Ultraviolence received a positive critical response following its release. According to review aggregator
Metacritic, which assigns a normalized rating out of 100 to reviews from mainstream critics, the album has an average score of 74 out of 100 based on 35 reviews, indicating "generally favorable reviews".
The Guardian writer
Alexis Petridis wrote that "Every chorus clicks, the
melodies are uniformly beautiful, and they soar and swoop, the better to demonstrate Del Rey's increased confidence in her voice. It's all so well done that the fact that the whole album proceeds at the same, somnambulant pace scarcely matters." Mike Diver for
Clash commented, "For all its lows-inspired highs,
Ultraviolence is not quite the complete picture. It goes so far as to reflect, albeit perhaps coincidentally, this era: black and white, the colour has to come from the performance, not the film it's captured on." The critic deemed the album "A bruised beauty, just short of classic status...".
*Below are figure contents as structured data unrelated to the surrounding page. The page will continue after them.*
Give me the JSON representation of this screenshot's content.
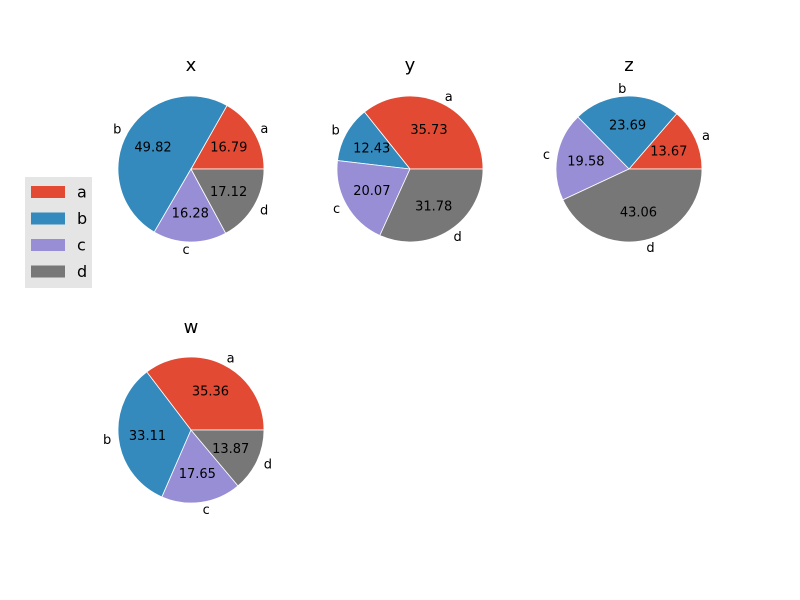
{
  "chart_data": [
    {
      "type": "pie",
      "title": "x",
      "categories": [
        "a",
        "b",
        "c",
        "d"
      ],
      "values": [
        16.79,
        49.82,
        16.28,
        17.12
      ]
    },
    {
      "type": "pie",
      "title": "y",
      "categories": [
        "a",
        "b",
        "c",
        "d"
      ],
      "values": [
        35.73,
        12.43,
        20.07,
        31.78
      ]
    },
    {
      "type": "pie",
      "title": "z",
      "categories": [
        "a",
        "b",
        "c",
        "d"
      ],
      "values": [
        13.67,
        23.69,
        19.58,
        43.06
      ]
    },
    {
      "type": "pie",
      "title": "w",
      "categories": [
        "a",
        "b",
        "c",
        "d"
      ],
      "values": [
        35.36,
        33.11,
        17.65,
        13.87
      ]
    }
  ],
  "legend": {
    "placement": "left",
    "items": [
      {
        "label": "a",
        "color": "#e24a33"
      },
      {
        "label": "b",
        "color": "#348abd"
      },
      {
        "label": "c",
        "color": "#988ed5"
      },
      {
        "label": "d",
        "color": "#777777"
      }
    ]
  },
  "colors": [
    "#e24a33",
    "#348abd",
    "#988ed5",
    "#777777"
  ]
}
Pitchfork's Mark Richardson said that
Ultraviolence was a
concept album "from a Concept Human", referring to Del Rey's assumed persona. He felt that the album was "gorgeous and rich", and much more cohesive than the earlier
Born to Die. At
The Independent the album scored 3 out of 5 and critic Hugh Montgomery felt, "
Ultraviolence is more of the same, but less. There is quasi-
transgressive mixture of hopeless passivity and coquettish sexuality running through songs." Kyle Anderson of
Entertainment Weekly wrote about Del Rey's musical aesthetic on the album, stating, "
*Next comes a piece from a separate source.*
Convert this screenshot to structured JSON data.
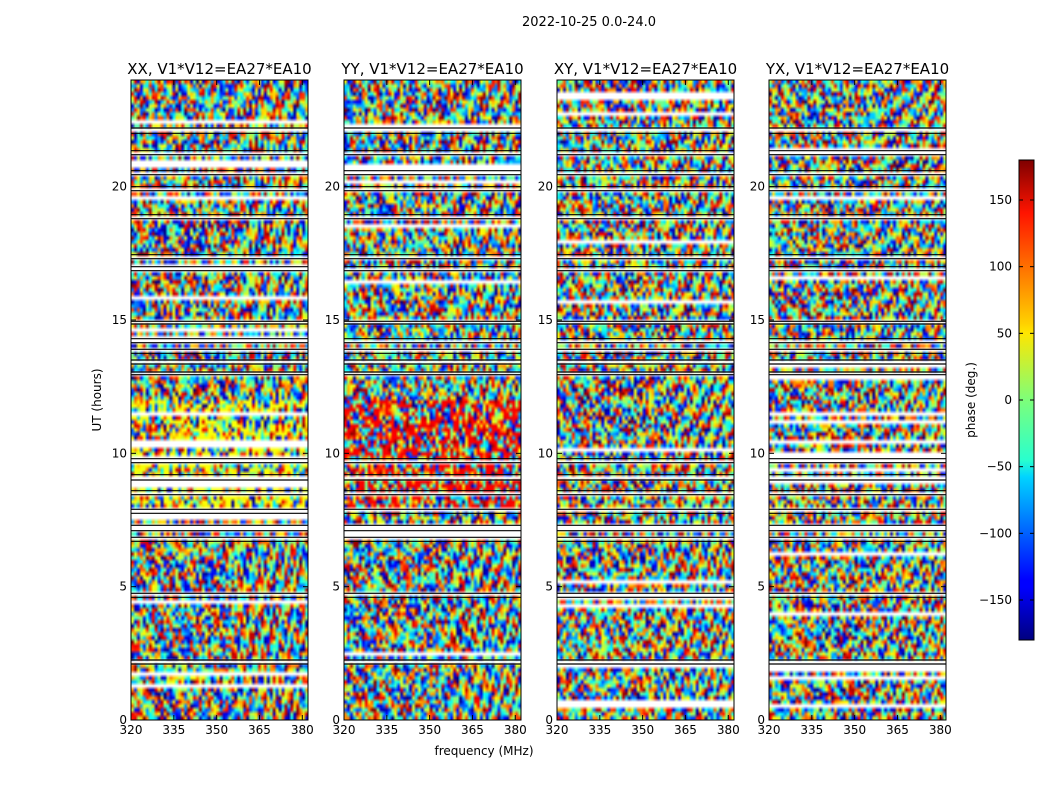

Kubrick would have loved Del Rey—a highly stylized vixen who romanticizes
fatalism to near-
pornographic levels, creating fantastically decadent moments of
film-noir melodrama. It's an aesthetic that demands total commitment from both artist and listener, and it would be difficult to buy into if she didn't deliver such fully realized cinema". He also added, "
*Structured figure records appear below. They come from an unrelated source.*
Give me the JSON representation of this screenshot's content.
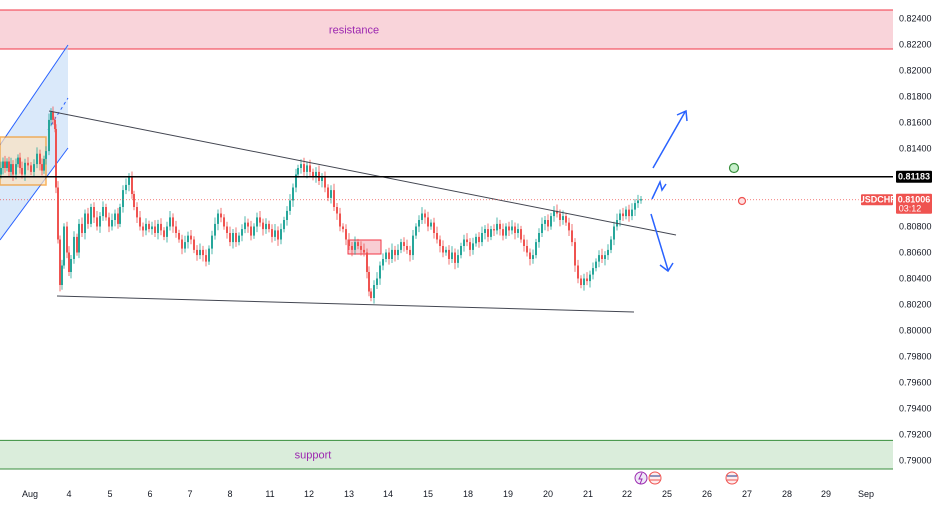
{
  "chart_data": {
    "type": "candlestick",
    "symbol": "USDCHF",
    "last_price": "0.81006",
    "countdown": "03:12",
    "level_price": "0.81183",
    "ylim": [
      0.7889,
      0.8249
    ],
    "y_ticks": [
      "0.82400",
      "0.82200",
      "0.82000",
      "0.81800",
      "0.81600",
      "0.81400",
      "0.81200",
      "0.81000",
      "0.80800",
      "0.80600",
      "0.80400",
      "0.80200",
      "0.80000",
      "0.79800",
      "0.79600",
      "0.79400",
      "0.79200",
      "0.79000"
    ],
    "x_ticks": [
      "Aug",
      "4",
      "5",
      "6",
      "7",
      "8",
      "11",
      "12",
      "13",
      "14",
      "15",
      "18",
      "19",
      "20",
      "21",
      "22",
      "25",
      "26",
      "27",
      "28",
      "29",
      "Sep"
    ],
    "zones": {
      "resistance": {
        "label": "resistance",
        "top": 0.82465,
        "bottom": 0.82165
      },
      "support": {
        "label": "support",
        "top": 0.79155,
        "bottom": 0.78935
      }
    },
    "colors": {
      "up": "#26a69a",
      "down": "#ef5350",
      "resistance_fill": "#f8cdd3",
      "resistance_line": "#f23645",
      "support_fill": "#d3ead5",
      "support_line": "#388e3c",
      "trend": "#434651",
      "projection": "#2962ff",
      "level": "#000000",
      "axis_text": "#131722"
    },
    "path": [
      [
        -5,
        0.8125
      ],
      [
        -2,
        0.812
      ],
      [
        0,
        0.8125
      ],
      [
        2,
        0.813
      ],
      [
        4,
        0.8125
      ],
      [
        6,
        0.813
      ],
      [
        8,
        0.8122
      ],
      [
        10,
        0.8128
      ],
      [
        12,
        0.812
      ],
      [
        15,
        0.8128
      ],
      [
        17,
        0.8133
      ],
      [
        19,
        0.8125
      ],
      [
        21,
        0.812
      ],
      [
        24,
        0.8129
      ],
      [
        27,
        0.8127
      ],
      [
        30,
        0.8122
      ],
      [
        33,
        0.8128
      ],
      [
        36,
        0.8136
      ],
      [
        39,
        0.8128
      ],
      [
        41,
        0.8123
      ],
      [
        43,
        0.8132
      ],
      [
        45,
        0.8138
      ],
      [
        48,
        0.8162
      ],
      [
        50,
        0.8168
      ],
      [
        52,
        0.8162
      ],
      [
        54,
        0.8155
      ],
      [
        55,
        0.811
      ],
      [
        57,
        0.807
      ],
      [
        59,
        0.8035
      ],
      [
        61,
        0.805
      ],
      [
        63,
        0.808
      ],
      [
        66,
        0.806
      ],
      [
        68,
        0.8045
      ],
      [
        70,
        0.8055
      ],
      [
        73,
        0.8072
      ],
      [
        76,
        0.806
      ],
      [
        78,
        0.8082
      ],
      [
        81,
        0.8075
      ],
      [
        84,
        0.809
      ],
      [
        87,
        0.8082
      ],
      [
        90,
        0.8095
      ],
      [
        93,
        0.8087
      ],
      [
        96,
        0.808
      ],
      [
        99,
        0.8088
      ],
      [
        102,
        0.8095
      ],
      [
        105,
        0.8087
      ],
      [
        108,
        0.808
      ],
      [
        111,
        0.8085
      ],
      [
        114,
        0.809
      ],
      [
        117,
        0.8082
      ],
      [
        119,
        0.8095
      ],
      [
        122,
        0.8108
      ],
      [
        125,
        0.8112
      ],
      [
        128,
        0.8118
      ],
      [
        131,
        0.8105
      ],
      [
        133,
        0.8095
      ],
      [
        136,
        0.8087
      ],
      [
        139,
        0.808
      ],
      [
        142,
        0.8077
      ],
      [
        145,
        0.8082
      ],
      [
        148,
        0.8078
      ],
      [
        151,
        0.808
      ],
      [
        154,
        0.8075
      ],
      [
        157,
        0.8082
      ],
      [
        160,
        0.8077
      ],
      [
        163,
        0.8072
      ],
      [
        166,
        0.808
      ],
      [
        169,
        0.8087
      ],
      [
        172,
        0.808
      ],
      [
        175,
        0.8075
      ],
      [
        178,
        0.807
      ],
      [
        181,
        0.8063
      ],
      [
        184,
        0.8068
      ],
      [
        187,
        0.8073
      ],
      [
        190,
        0.807
      ],
      [
        193,
        0.8062
      ],
      [
        196,
        0.8058
      ],
      [
        199,
        0.8062
      ],
      [
        202,
        0.8058
      ],
      [
        205,
        0.8053
      ],
      [
        208,
        0.8063
      ],
      [
        211,
        0.8073
      ],
      [
        214,
        0.8082
      ],
      [
        217,
        0.809
      ],
      [
        220,
        0.8087
      ],
      [
        223,
        0.808
      ],
      [
        226,
        0.8075
      ],
      [
        229,
        0.8068
      ],
      [
        232,
        0.8075
      ],
      [
        235,
        0.8068
      ],
      [
        238,
        0.8073
      ],
      [
        241,
        0.8078
      ],
      [
        244,
        0.8083
      ],
      [
        247,
        0.808
      ],
      [
        250,
        0.8073
      ],
      [
        253,
        0.808
      ],
      [
        256,
        0.8087
      ],
      [
        259,
        0.8083
      ],
      [
        262,
        0.8078
      ],
      [
        265,
        0.8082
      ],
      [
        268,
        0.8078
      ],
      [
        271,
        0.8072
      ],
      [
        274,
        0.8077
      ],
      [
        277,
        0.807
      ],
      [
        280,
        0.8078
      ],
      [
        283,
        0.8085
      ],
      [
        286,
        0.8092
      ],
      [
        289,
        0.81
      ],
      [
        292,
        0.811
      ],
      [
        295,
        0.812
      ],
      [
        297,
        0.8125
      ],
      [
        300,
        0.8128
      ],
      [
        303,
        0.8122
      ],
      [
        306,
        0.8127
      ],
      [
        309,
        0.8122
      ],
      [
        312,
        0.8118
      ],
      [
        315,
        0.8122
      ],
      [
        318,
        0.8115
      ],
      [
        321,
        0.8118
      ],
      [
        324,
        0.811
      ],
      [
        327,
        0.8102
      ],
      [
        330,
        0.8108
      ],
      [
        333,
        0.8095
      ],
      [
        336,
        0.809
      ],
      [
        339,
        0.808
      ],
      [
        342,
        0.8078
      ],
      [
        345,
        0.807
      ],
      [
        348,
        0.8065
      ],
      [
        351,
        0.8062
      ],
      [
        354,
        0.8068
      ],
      [
        357,
        0.8065
      ],
      [
        360,
        0.8062
      ],
      [
        363,
        0.806
      ],
      [
        366,
        0.8045
      ],
      [
        368,
        0.803
      ],
      [
        370,
        0.8025
      ],
      [
        373,
        0.8035
      ],
      [
        376,
        0.804
      ],
      [
        379,
        0.805
      ],
      [
        382,
        0.8055
      ],
      [
        385,
        0.806
      ],
      [
        388,
        0.8055
      ],
      [
        391,
        0.8062
      ],
      [
        394,
        0.8058
      ],
      [
        397,
        0.8062
      ],
      [
        400,
        0.8068
      ],
      [
        403,
        0.8065
      ],
      [
        406,
        0.8062
      ],
      [
        409,
        0.8058
      ],
      [
        412,
        0.8073
      ],
      [
        415,
        0.808
      ],
      [
        418,
        0.8085
      ],
      [
        421,
        0.809
      ],
      [
        424,
        0.8087
      ],
      [
        427,
        0.808
      ],
      [
        430,
        0.8083
      ],
      [
        433,
        0.8075
      ],
      [
        436,
        0.807
      ],
      [
        439,
        0.8065
      ],
      [
        442,
        0.806
      ],
      [
        445,
        0.8062
      ],
      [
        448,
        0.8055
      ],
      [
        451,
        0.806
      ],
      [
        454,
        0.8052
      ],
      [
        457,
        0.8058
      ],
      [
        460,
        0.8065
      ],
      [
        463,
        0.807
      ],
      [
        466,
        0.8068
      ],
      [
        469,
        0.8062
      ],
      [
        472,
        0.8067
      ],
      [
        475,
        0.8072
      ],
      [
        478,
        0.8068
      ],
      [
        481,
        0.8075
      ],
      [
        484,
        0.8078
      ],
      [
        487,
        0.8072
      ],
      [
        490,
        0.8078
      ],
      [
        493,
        0.8077
      ],
      [
        496,
        0.8082
      ],
      [
        499,
        0.8078
      ],
      [
        502,
        0.8073
      ],
      [
        505,
        0.808
      ],
      [
        508,
        0.8077
      ],
      [
        511,
        0.808
      ],
      [
        514,
        0.8075
      ],
      [
        517,
        0.8078
      ],
      [
        520,
        0.807
      ],
      [
        523,
        0.8065
      ],
      [
        526,
        0.806
      ],
      [
        529,
        0.8055
      ],
      [
        532,
        0.8058
      ],
      [
        535,
        0.8068
      ],
      [
        538,
        0.8075
      ],
      [
        541,
        0.8082
      ],
      [
        544,
        0.8085
      ],
      [
        547,
        0.808
      ],
      [
        550,
        0.8088
      ],
      [
        553,
        0.8092
      ],
      [
        556,
        0.809
      ],
      [
        559,
        0.8085
      ],
      [
        562,
        0.8088
      ],
      [
        565,
        0.8083
      ],
      [
        568,
        0.8077
      ],
      [
        571,
        0.8068
      ],
      [
        574,
        0.805
      ],
      [
        577,
        0.804
      ],
      [
        580,
        0.8035
      ],
      [
        583,
        0.804
      ],
      [
        586,
        0.8038
      ],
      [
        589,
        0.8043
      ],
      [
        592,
        0.8048
      ],
      [
        595,
        0.8053
      ],
      [
        598,
        0.8058
      ],
      [
        601,
        0.8055
      ],
      [
        604,
        0.8058
      ],
      [
        607,
        0.8062
      ],
      [
        610,
        0.807
      ],
      [
        613,
        0.808
      ],
      [
        616,
        0.8085
      ],
      [
        619,
        0.809
      ],
      [
        622,
        0.8088
      ],
      [
        625,
        0.8093
      ],
      [
        628,
        0.8088
      ],
      [
        631,
        0.8093
      ],
      [
        634,
        0.8098
      ],
      [
        637,
        0.81
      ],
      [
        640,
        0.8101
      ]
    ]
  }
}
Ultraviolence masterfully melds those elements, and completes the redemption narrative of a singer whose breakout-to-backlash arc on 2012's
Born to Die made her a cautionary tale of music-industry hype". Caryn Ganz for
Rolling Stone gave a positive review, commenting the album "is a melancholy crawl through doomed romance, incorrigible addictions, blown
American dreams," although she also wrote " [it] wraps desire, violence and sadness into a tight bundle that Del Rey doesn't always seem sure how to unpack". Alexandra Molotkow, writing in
The Globe and Mail, praised the album as "more vivid, nuanced and ripe than [her debut],
Born to Die."
Year-end lists According to Metacritic,
Ultraviolence was the 13th-most frequently mentioned album in critics' "year-end" lists in 2014.